Well I have been here a little over a month and it still amazes me. I
saw a cockroach today as I was walking into the lobby of our building
that was just slightly smaller than your average compact Japanese
imported car. This was not a first for me, as I had come across one
before that was the size of a Volvo station wagon, but that one was on
its back wriggling its spindly legs in the air in its death throes.
What could have killed it? Another huge insect ? Perhaps a June bug the
size of Mack Truck? Insecticide? It would have to be an inordinately
large can of Raid. Who knows?

Everything seems larger here.
The sky seems bigger but with fewer clouds and more stars at night. The
place is noisy through the day with living things. Crows flap about
from palm tree to palm tree, cawing in a peculiarly human manner that
is reminiscent of a colicky infant. There are parrots and cockatoos
that fly around here the way sparrows and pigeons do at home. Imagine
going into a pet store and seeing pigeons and sparrows for sale as
pets. Now there is an idea. Those birds would seem exotic to your
average Aussie.

R. has mentioned that I ought to be wary of
spiders, as there may be many breeds capable of doing me some harm. I
ran out of the toilet last week in panic and informed her I was not
alone in there..

" It's a daddy longlegs , you wussie", she derides. " surely you have those at home?"

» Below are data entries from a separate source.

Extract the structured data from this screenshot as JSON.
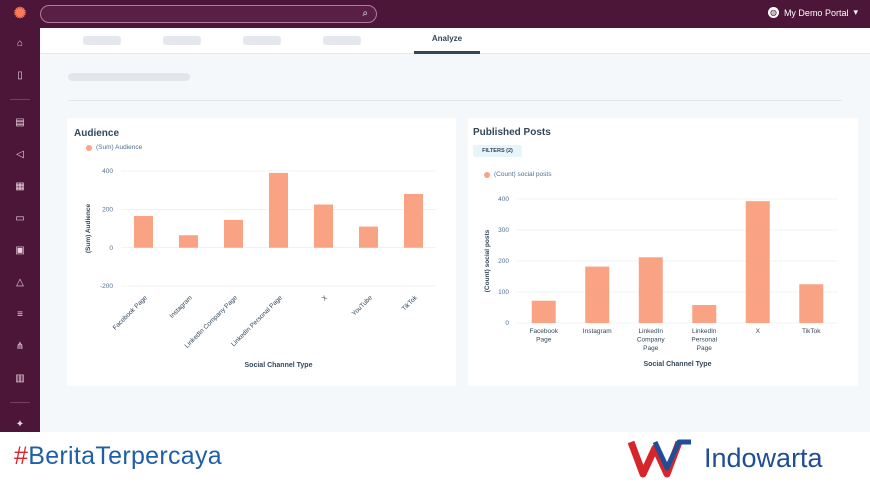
{
  "header": {
    "portal_name": "My Demo Portal",
    "logo_icon": "hubspot-logo",
    "search_icon": "search-icon"
  },
  "sidebar": {
    "icons": [
      "home-icon",
      "bookmark-icon",
      "contacts-icon",
      "megaphone-icon",
      "document-icon",
      "store-icon",
      "wallet-icon",
      "house-icon",
      "database-icon",
      "network-icon",
      "bar-chart-icon",
      "sparkle-icon"
    ]
  },
  "tabs": {
    "active": "Analyze"
  },
  "cards": {
    "audience": {
      "title": "Audience"
    },
    "published": {
      "title": "Published Posts",
      "filters": "FILTERS (2)"
    }
  },
  "chart_data": [
    {
      "type": "bar",
      "title": "Audience",
      "legend": "(Sum) Audience",
      "categories": [
        "Facebook Page",
        "Instagram",
        "LinkedIn Company Page",
        "LinkedIn Personal Page",
        "X",
        "YouTube",
        "TikTok"
      ],
      "values": [
        165,
        65,
        145,
        390,
        225,
        110,
        280
      ],
      "xlabel": "Social Channel Type",
      "ylabel": "(Sum) Audience",
      "ylim": [
        -200,
        400
      ],
      "yticks": [
        400,
        200,
        0,
        -200
      ],
      "color": "#f9a384"
    },
    {
      "type": "bar",
      "title": "Published Posts",
      "legend": "(Count) social posts",
      "categories": [
        "Facebook Page",
        "Instagram",
        "LinkedIn Company Page",
        "LinkedIn Personal Page",
        "X",
        "TikTok"
      ],
      "values": [
        72,
        182,
        212,
        58,
        393,
        125
      ],
      "xlabel": "Social Channel Type",
      "ylabel": "(Count) social posts",
      "ylim": [
        0,
        400
      ],
      "yticks": [
        400,
        300,
        200,
        100,
        0
      ],
      "color": "#f9a384"
    }
  ],
  "footer": {
    "hash": "#",
    "tagline_word1": "Berita",
    "tagline_word2": "Terpercaya",
    "brand": "Indowarta",
    "brand_colors": [
      "#d6262b",
      "#1f4e96"
    ]
  }
}
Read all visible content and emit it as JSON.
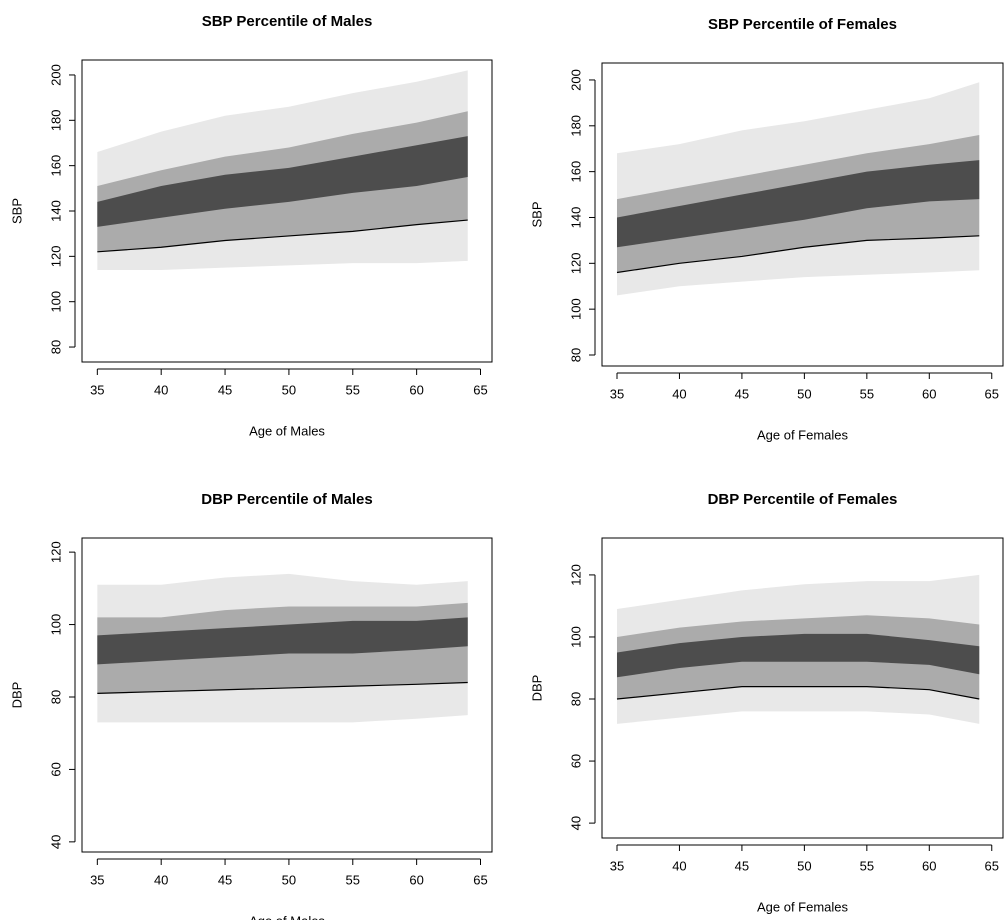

"Course we do. I was just checking in case your version was lethal. Better safe than sorry."

"Those
guys are fine. Don't step on them. They eat other insects . It's the
redbacks you gotta look out for. They give you a nasty bite." She
informs me as she reaches past me to close the lid of the toilet and
flush it. She looks at me. I know this look.

"I forgot !" I tell her, lying. "I had to make sure about that spider didn't I?"


I am not lying about this next bit. Get this. The toilet water spirals
down the drain in the OPPOSITE direction to ours when you flush here.
It's the truth. Ask anybody who has ever been here. Don't ask me why. I
think it may have something to do with the proximity to Antarctica.
That would be the only thing that makes sense.

The television
news has been bouncing back and forth with reports about the death of
the Pope and the tragic demise of nine young Aussies from the RAAF, who
perished when their sea king helicopter fell out of the sky and blew up
on hitting the ground in Indonesia. Amazingly, two individuals survived
this horrifying event.

They were there to lend aid to the
earthquake victims. So what is more worthy of my attention? The passing
of an antedeluvian git, who, through his influence and sheer stupidity,
probably set man's progress back at least a hundred years, which is
about as old as he was when he popped his clogs? Or the lives of nine
selfless heroes, their young lives cut short in their prime while
flying to lend aid to perfect strangers in need? The Pope, had he
lived, may himself have paid a visit to the earthquake victims of
Indonesia (the Catholic ones, anyway) but that would only be to take
what little money they had to fill his coffers and to tell them not to
use prophylactics or they will go straight to hell.